2005-07-04

The History and Mystery of the Bog People

From England to Germany, the Bog People have made their way out of the earth, with a great deal of help, to give witness to brutality thousands of years old.

The modern re-introduction to this tale began in 1983 when a partially decomposed head was found near Manchester, England. It was found in the home of a man whose wife had disappeared 20 years before. An answer to a mystery.

Initial testing revealed the head belonged to a 30- to 50-year old European woman. The police confront Peter Reyn-Bardt, he confesses and goes to prison.

But subsequent carbon 14 dating shows the head to be 1,700 years old. This is not the mystery the investigators had sought to resolve. The head joins the remains of hundreds of 'bog people' who for over two hundred years have been unearthed from bogs across Europe.

These bogs possess a chemical soup perfect for preserving human flesh*. The fingerprints remained on some corpses over a thousand years old. They tell the story of European men and women at the dawn of Christianity. They tell a story of violent death.

Bludgeonings, stabbings, hangings, and probable drownings were ritually used by Europes superstitious ancestors alive in Northern Europe from 10,000 BC and 500 AD.

England's 'Lindow Man' is the perfect example of ancient ritual death.

At the age of 25, he had been killed as part of a ritual sacrifice - bludgeoned and garroted before having his throat cut. The ends of his beard had been cut on both sides, or 'stepped'” (trimmed with shears or scissors).

This is the first archaeological proof that Iron Age northern Europeans used these cutting tools. Lindow Man's intestines revealed the ingestion of mistletoe pollen, a plant sacred to the Celts, and a small piece of charred oak cake, called bannock bread. Iron Age Celts performed ritual sacrifices during “Beltain,” a spring festival that occurred when mistletoe was in bloom.

During these celebrations, pieces of bannock bread, —including one charred piece, were doled out, and the chosen one (who picked the burnt piece) was sacrificed. It is thought that mistletoe was slipped into food or eaten willingly to act as a sedative, easing the sacrifice for the sacrificed.

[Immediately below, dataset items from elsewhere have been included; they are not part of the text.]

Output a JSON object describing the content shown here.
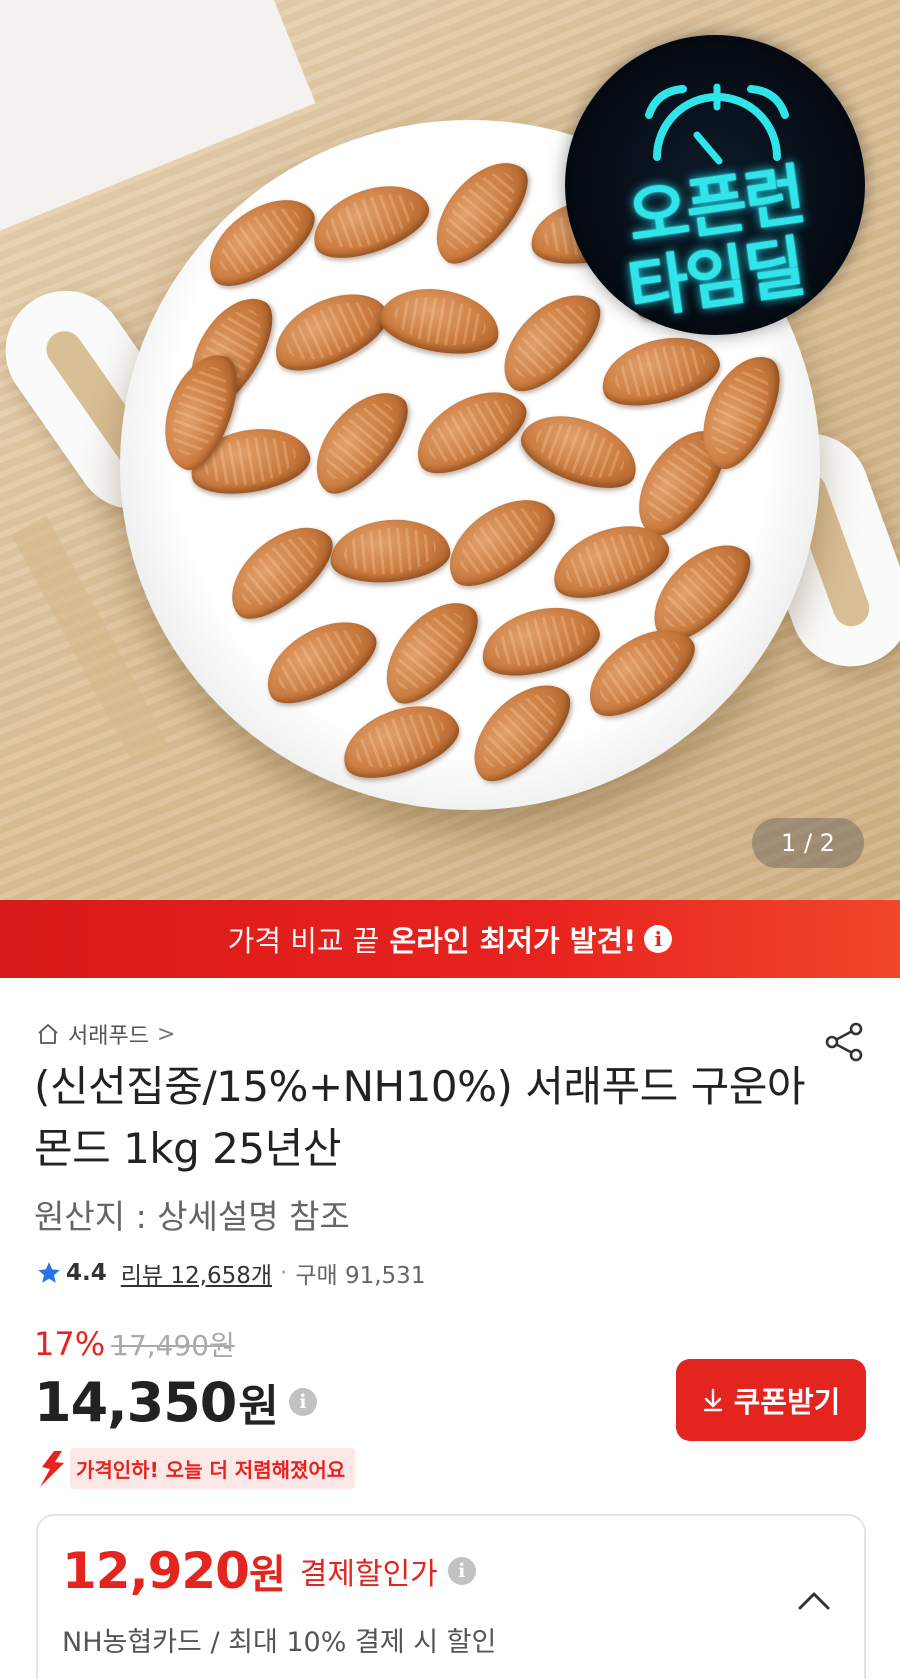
{
  "hero": {
    "badge_line1": "오픈런",
    "badge_line2": "타임딜",
    "pager": "1 / 2"
  },
  "banner": {
    "text_normal": "가격 비교 끝",
    "text_strong": "온라인 최저가 발견!",
    "info_glyph": "i"
  },
  "product": {
    "brand": "서래푸드",
    "brand_chevron": ">",
    "title": "(신선집중/15%+NH10%) 서래푸드 구운아몬드 1kg 25년산",
    "origin": "원산지 : 상세설명 참조",
    "rating": {
      "score": "4.4",
      "review": "리뷰 12,658개",
      "separator": "·",
      "purchase": "구매 91,531"
    },
    "discount_pct": "17%",
    "original_price": "17,490원",
    "price": "14,350",
    "price_unit": "원",
    "info_glyph": "i",
    "coupon_button": "쿠폰받기",
    "price_drop": "가격인하! 오늘 더 저렴해졌어요"
  },
  "payment_card": {
    "price": "12,920",
    "price_unit": "원",
    "label": "결제할인가",
    "info_glyph": "i",
    "subtitle": "NH농협카드 / 최대 10% 결제 시 할인"
  },
  "colors": {
    "accent_red": "#e3241f",
    "neon_cyan": "#2fe5e9"
  },
  "icons": [
    "home-icon",
    "share-icon",
    "star-icon",
    "download-icon",
    "chevron-up-icon",
    "alarm-clock-icon",
    "info-icon",
    "price-down-arrow-icon"
  ]
}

Netherland's 'Yde (pronounced Eed) Girl', sacrificed at the age of sixteen, was stabbed in the clavicle and hung with a woolen cord that still encircled her neck when she was uncovered in 1897.

Tollund Man of Denmark, ate the charred piece as did many others.

James M. Deem has written two excellent books and has a website dedicated subject. One of the best books is The Bog People: The Iron-Age Man Preserved by P.V. Glob

*Only two other environments preserve human remains as well - —arctic cold and dry deserts.